What’s Required in Order to Fight Medication Use Quality Disparities

When it comes to making equity improvements and successes sustainable, leadership from the top levels are required, and that means finding champions who are bold, open to collaboration, and willing to explore new partnerships with an open mind, the panel agreed.

A patient advocate, an entrepreneur, and representatives from pharma and a pharmacy benefit manager shared how their organizations are working to identify medication use quality disparities during a panel at the Pharmacy Quality Alliance 2022 Annual Meeting this week in Baltimore, Maryland.

The session, which was moderated by Melissa Castora-Binkley, PhD, PQA’ s senior director of research, also delved into issues around leadership, culture, and trust. Panelists included:

  • Alan Balch, PhD, CEO, Patient Advocate Foundation
  • Kristi Mitchell, MPH, CEO, Health Equity Outcomes, Inc.
  • Alan Ryan, RPh, MBA, head of medical engagements and partnerships at Novartis
  • Harry Travis, MBA, senior vice president, member services operations at CVS Caremark at CVS Health

Castora-Binkley asked for examples of how organizations are working to identify and prioritize disparities, as well as addressing any unintended consequences that might arise as a result of such findings.

At CVS Health, Travis said disparities in heart health between Black and White Americans are a focus for the company overall, as well as the company’s new chief health equity officer, Joneigh Khaldun, MD, MPH, FACEP who was previously Michigan’s chief medical executive and chief deputy director of health for the state’s Department of Health and Human Services.

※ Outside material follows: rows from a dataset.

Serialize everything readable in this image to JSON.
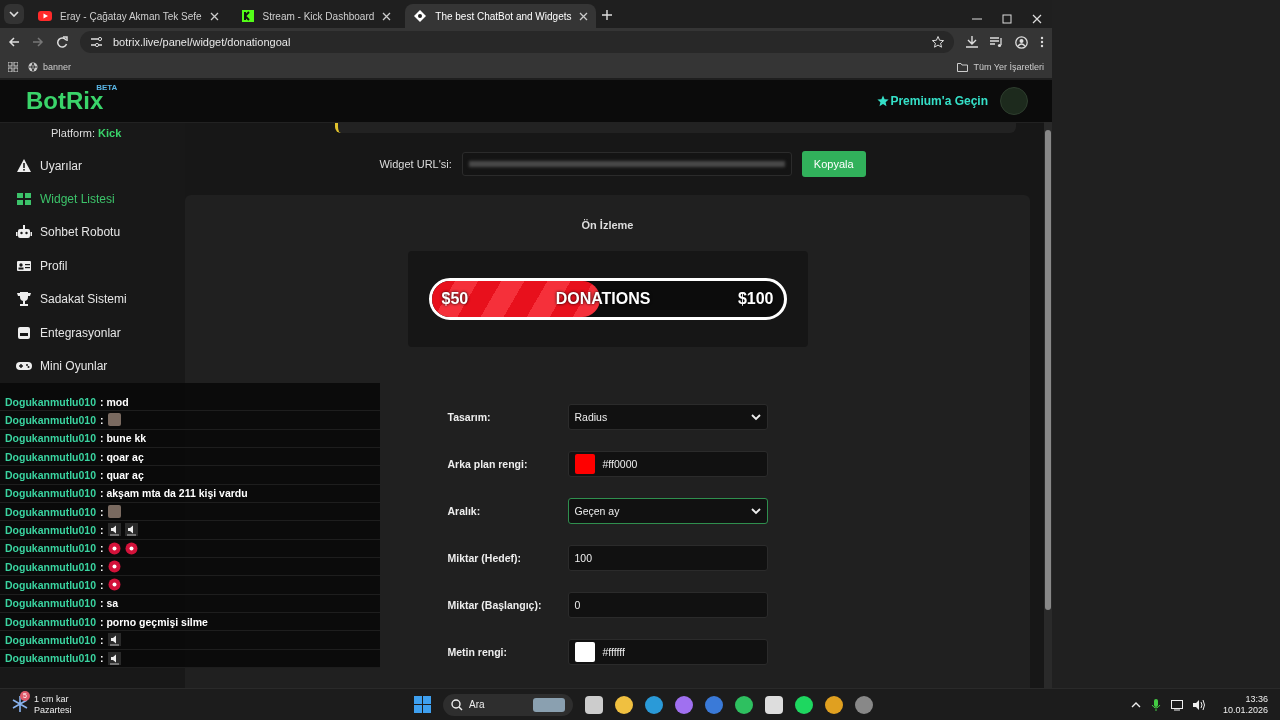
{
  "browser": {
    "tabs": [
      {
        "title": "Eray - Çağatay Akman Tek Sefe",
        "selected": false
      },
      {
        "title": "Stream - Kick Dashboard",
        "selected": false
      },
      {
        "title": "The best ChatBot and Widgets",
        "selected": true
      }
    ],
    "url": "botrix.live/panel/widget/donationgoal",
    "bookmark": "banner",
    "all_bookmarks": "Tüm Yer İşaretleri"
  },
  "header": {
    "logo": "BotRix",
    "logo_badge": "BETA",
    "premium": "Premium'a Geçin"
  },
  "sidebar": {
    "platform_label": "Platform:",
    "platform": "Kick",
    "items": [
      {
        "label": "Uyarılar",
        "selected": false
      },
      {
        "label": "Widget Listesi",
        "selected": true
      },
      {
        "label": "Sohbet Robotu",
        "selected": false
      },
      {
        "label": "Profil",
        "selected": false
      },
      {
        "label": "Sadakat Sistemi",
        "selected": false
      },
      {
        "label": "Entegrasyonlar",
        "selected": false
      },
      {
        "label": "Mini Oyunlar",
        "selected": false
      }
    ]
  },
  "widget_url": {
    "label": "Widget URL'si:",
    "button": "Kopyala"
  },
  "preview": {
    "title": "Ön İzleme",
    "start": "$50",
    "label": "DONATIONS",
    "goal": "$100",
    "level": 0.48
  },
  "settings": [
    {
      "kind": "select",
      "label": "Tasarım:",
      "value": "Radius",
      "focused": false
    },
    {
      "kind": "color",
      "label": "Arka plan rengi:",
      "value": "#ff0000",
      "color": "#ff0000",
      "focused": false
    },
    {
      "kind": "select",
      "label": "Aralık:",
      "value": "Geçen ay",
      "focused": true
    },
    {
      "kind": "input",
      "label": "Miktar (Hedef):",
      "value": "100",
      "focused": false
    },
    {
      "kind": "input",
      "label": "Miktar (Başlangıç):",
      "value": "0",
      "focused": false
    },
    {
      "kind": "color",
      "label": "Metin rengi:",
      "value": "#ffffff",
      "color": "#ffffff",
      "focused": false
    }
  ],
  "chat": [
    {
      "user": "Dogukanmutlu010",
      "message": ": mod"
    },
    {
      "user": "Dogukanmutlu010",
      "message": ":",
      "emotes": [
        {
          "kind": "photo"
        }
      ]
    },
    {
      "user": "Dogukanmutlu010",
      "message": ": bune kk"
    },
    {
      "user": "Dogukanmutlu010",
      "message": ": qoar aç"
    },
    {
      "user": "Dogukanmutlu010",
      "message": ": quar aç"
    },
    {
      "user": "Dogukanmutlu010",
      "message": ": akşam mta da 211 kişi vardu"
    },
    {
      "user": "Dogukanmutlu010",
      "message": ":",
      "emotes": [
        {
          "kind": "photo"
        }
      ]
    },
    {
      "user": "Dogukanmutlu010",
      "message": ":",
      "emotes": [
        {
          "kind": "speaker"
        },
        {
          "kind": "speaker"
        }
      ]
    },
    {
      "user": "Dogukanmutlu010",
      "message": ":",
      "emotes": [
        {
          "kind": "dot"
        },
        {
          "kind": "dot"
        }
      ]
    },
    {
      "user": "Dogukanmutlu010",
      "message": ":",
      "emotes": [
        {
          "kind": "dot"
        }
      ]
    },
    {
      "user": "Dogukanmutlu010",
      "message": ":",
      "emotes": [
        {
          "kind": "dot"
        }
      ]
    },
    {
      "user": "Dogukanmutlu010",
      "message": ": sa"
    },
    {
      "user": "Dogukanmutlu010",
      "message": ": porno geçmişi silme"
    },
    {
      "user": "Dogukanmutlu010",
      "message": ":",
      "emotes": [
        {
          "kind": "speaker"
        }
      ]
    },
    {
      "user": "Dogukanmutlu010",
      "message": ":",
      "emotes": [
        {
          "kind": "speaker"
        }
      ]
    }
  ],
  "taskbar": {
    "weather": "1 cm kar",
    "day": "Pazartesi",
    "badge": "5",
    "search": "Ara",
    "time": "13:36",
    "date": "10.01.2026"
  }
}
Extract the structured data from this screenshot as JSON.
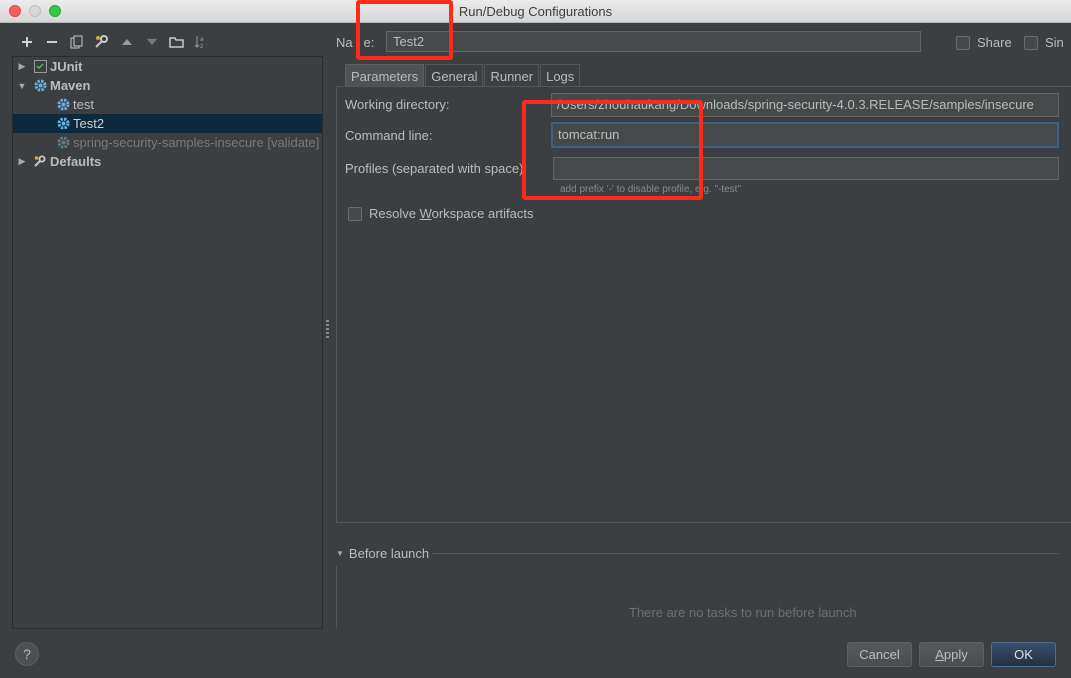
{
  "window": {
    "title": "Run/Debug Configurations"
  },
  "toolbar": {
    "icons": [
      "plus-icon",
      "minus-icon",
      "copy-icon",
      "wrench-icon",
      "arrow-up-icon",
      "arrow-down-icon",
      "folder-icon",
      "sort-az-icon"
    ]
  },
  "tree": {
    "items": [
      {
        "label": "JUnit"
      },
      {
        "label": "Maven"
      },
      {
        "label": "test"
      },
      {
        "label": "Test2"
      },
      {
        "label": "spring-security-samples-insecure [validate]"
      },
      {
        "label": "Defaults"
      }
    ]
  },
  "form": {
    "name_label_pre": "Na",
    "name_label_post": "e:",
    "name_value": "Test2",
    "share_label": "Share",
    "single_label": "Sin"
  },
  "tabs": [
    {
      "label": "Parameters"
    },
    {
      "label": "General"
    },
    {
      "label": "Runner"
    },
    {
      "label": "Logs"
    }
  ],
  "parameters": {
    "working_dir_label": "Working directory:",
    "working_dir_value": "/Users/zhouhaukang/Downloads/spring-security-4.0.3.RELEASE/samples/insecure",
    "command_line_label": "Command line:",
    "command_line_value": "tomcat:run",
    "profiles_label": "Profiles (separated with space):",
    "profiles_value": "",
    "profiles_hint": "add prefix '-' to disable profile, e.g. \"-test\"",
    "resolve_label_pre": "Resolve ",
    "resolve_label_u": "W",
    "resolve_label_post": "orkspace artifacts"
  },
  "before_launch": {
    "title": "Before launch",
    "empty_text": "There are no tasks to run before launch"
  },
  "buttons": {
    "help": "?",
    "cancel": "Cancel",
    "apply_u": "A",
    "apply_rest": "pply",
    "ok": "OK"
  },
  "colors": {
    "highlight_box": "#ff2a1a",
    "selection": "#0d293e",
    "background": "#3c3f41"
  }
}
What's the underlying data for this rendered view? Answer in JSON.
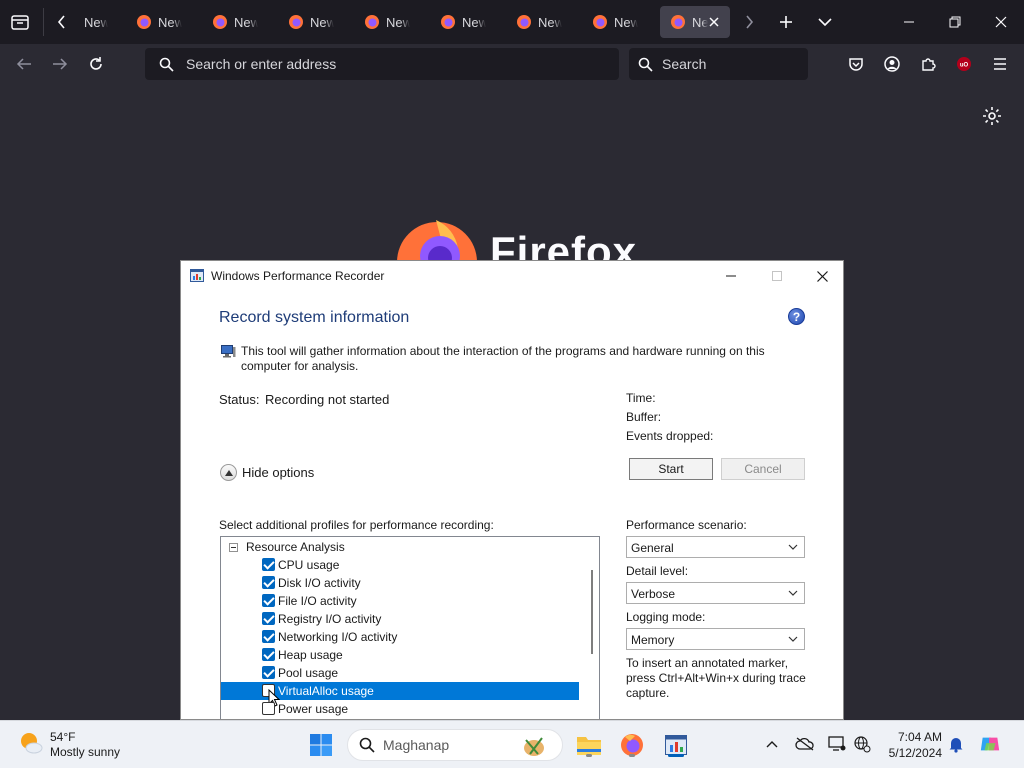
{
  "browser": {
    "tabs": [
      {
        "label": "New Tab"
      },
      {
        "label": "New Tab"
      },
      {
        "label": "New Tab"
      },
      {
        "label": "New Tab"
      },
      {
        "label": "New Tab"
      },
      {
        "label": "New Tab"
      },
      {
        "label": "New Tab"
      },
      {
        "label": "New Tab"
      },
      {
        "label": "New Tab",
        "active": true
      }
    ],
    "url_placeholder": "Search or enter address",
    "search_placeholder": "Search",
    "newtab_brand": "Firefox"
  },
  "dialog": {
    "title": "Windows Performance Recorder",
    "heading": "Record system information",
    "help_label": "?",
    "info_text": "This tool will gather information about the interaction of the programs and hardware running on this computer for analysis.",
    "status_label": "Status:",
    "status_value": "Recording not started",
    "time_label": "Time:",
    "buffer_label": "Buffer:",
    "events_dropped_label": "Events dropped:",
    "start_label": "Start",
    "cancel_label": "Cancel",
    "hide_options_label": "Hide options",
    "profiles_label": "Select additional profiles for performance recording:",
    "profile_group": "Resource Analysis",
    "profiles": [
      {
        "label": "CPU usage",
        "checked": true
      },
      {
        "label": "Disk I/O activity",
        "checked": true
      },
      {
        "label": "File I/O activity",
        "checked": true
      },
      {
        "label": "Registry I/O activity",
        "checked": true
      },
      {
        "label": "Networking I/O activity",
        "checked": true
      },
      {
        "label": "Heap usage",
        "checked": true
      },
      {
        "label": "Pool usage",
        "checked": true
      },
      {
        "label": "VirtualAlloc usage",
        "checked": false,
        "selected": true
      },
      {
        "label": "Power usage",
        "checked": false
      }
    ],
    "scenario_label": "Performance scenario:",
    "scenario_value": "General",
    "detail_label": "Detail level:",
    "detail_value": "Verbose",
    "logging_label": "Logging mode:",
    "logging_value": "Memory",
    "marker_note": "To insert an annotated marker, press Ctrl+Alt+Win+x during trace capture."
  },
  "taskbar": {
    "temperature": "54°F",
    "weather_desc": "Mostly sunny",
    "search_text": "Maghanap",
    "time": "7:04 AM",
    "date": "5/12/2024"
  },
  "colors": {
    "accent": "#0078d7",
    "checkbox": "#0067c0",
    "heading": "#1e3c78",
    "browser_bg": "#1c1b22",
    "toolbar_bg": "#2b2a33"
  }
}
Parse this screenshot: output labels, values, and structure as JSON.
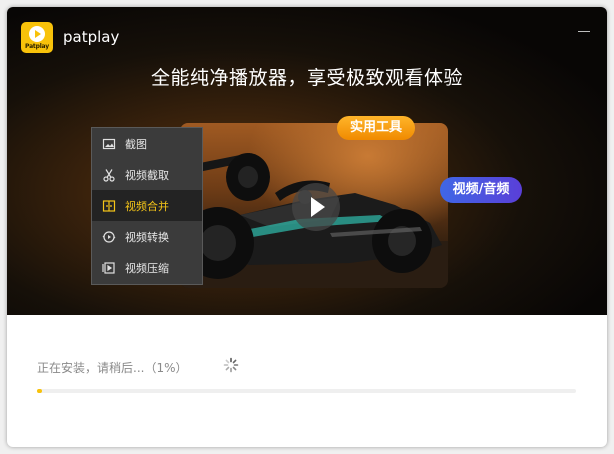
{
  "app": {
    "name": "patplay",
    "logo_text": "Patplay",
    "headline": "全能纯净播放器，享受极致观看体验"
  },
  "badges": {
    "tools": "实用工具",
    "video_audio": "视频/音频"
  },
  "menu": {
    "items": [
      {
        "label": "截图",
        "icon": "screenshot-icon",
        "active": false
      },
      {
        "label": "视频截取",
        "icon": "scissors-icon",
        "active": false
      },
      {
        "label": "视频合并",
        "icon": "merge-icon",
        "active": true
      },
      {
        "label": "视频转换",
        "icon": "convert-icon",
        "active": false
      },
      {
        "label": "视频压缩",
        "icon": "compress-icon",
        "active": false
      }
    ]
  },
  "install": {
    "status": "正在安装，请稍后...（1%）",
    "progress_percent": 1
  },
  "colors": {
    "brand_yellow": "#f8c20a",
    "tools_badge": "#f59a0c",
    "video_badge": "#4a55e0",
    "menu_active_text": "#f5c518"
  }
}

Mitchell, who before forming her own firm was a vice president at Avalere, cited a few potential unintended consequences of examining disparities. In one, she described a multiyear project developing performance measures for CMS around heart failure, heart attacks, and hypertension. Despite the fact that thousands of measures were developed, only a small subset were used and an even small number dealt with accountability. In volume-driven programs, despite data showing where the gaps are, there might never be follow up.

In another potential example, the information gathered on certain vulnerable populations or regarding certain local areas through the use of artificial intelligence and advanced data analytics has the potential to negatively impact decision-making.

“Can we risk adjust them out?" Mitchell posited. "It sounds sneaky, but guess what, it can happen.”

And implementing social determinant of health screening tools without the right education can worsen the high levels of distrust that marginalized communities already have towards the medical profession.

If a patient is “so inclined to answer whether or not I'm food insecure and then you provide no direction to resources for me to actually close that gap, you've done nothing but increase the level of distrust and mistrust around me giving you that information,” she pointed out.

Balch agreed about not inadvertently creating situations that cause a patient to be more distrusting of health care. “I think the solution part is to introduce these ideas and conversations really, into a person's health care experience, not just waiting until it's a problem.”

People want to feel respected and listened to, and to feel like the care they received was personalized.

Castora-Binkley asked for examples of how the concept of health equity can be made actionable and practical.

“It's something that you need to drive across every service line, business line,” Balch said. “And that means focusing not just on what you're doing, but how you're doing it, and what's happening within your own building, and how are you addressing all that? Disparities within your own workforce, within your board, within your staff.”

When it comes to making equity improvements and successes sustainable, leadership from the top levels are required, and that means finding champions who are bold, open to collaboration, and willing to explore new partnerships with an open mind, the panel agreed.

As organizations find successes—or “wins”— in this area, continually tying these to organizational values will help embed the process and make it authentic, Ryan said. “It's not just we're doing it because it's good to do, right? We're doing it because it's good for us… So then, it becomes more of a ongoing sustaining WIIFM [what’s in it for me] activity,” he said.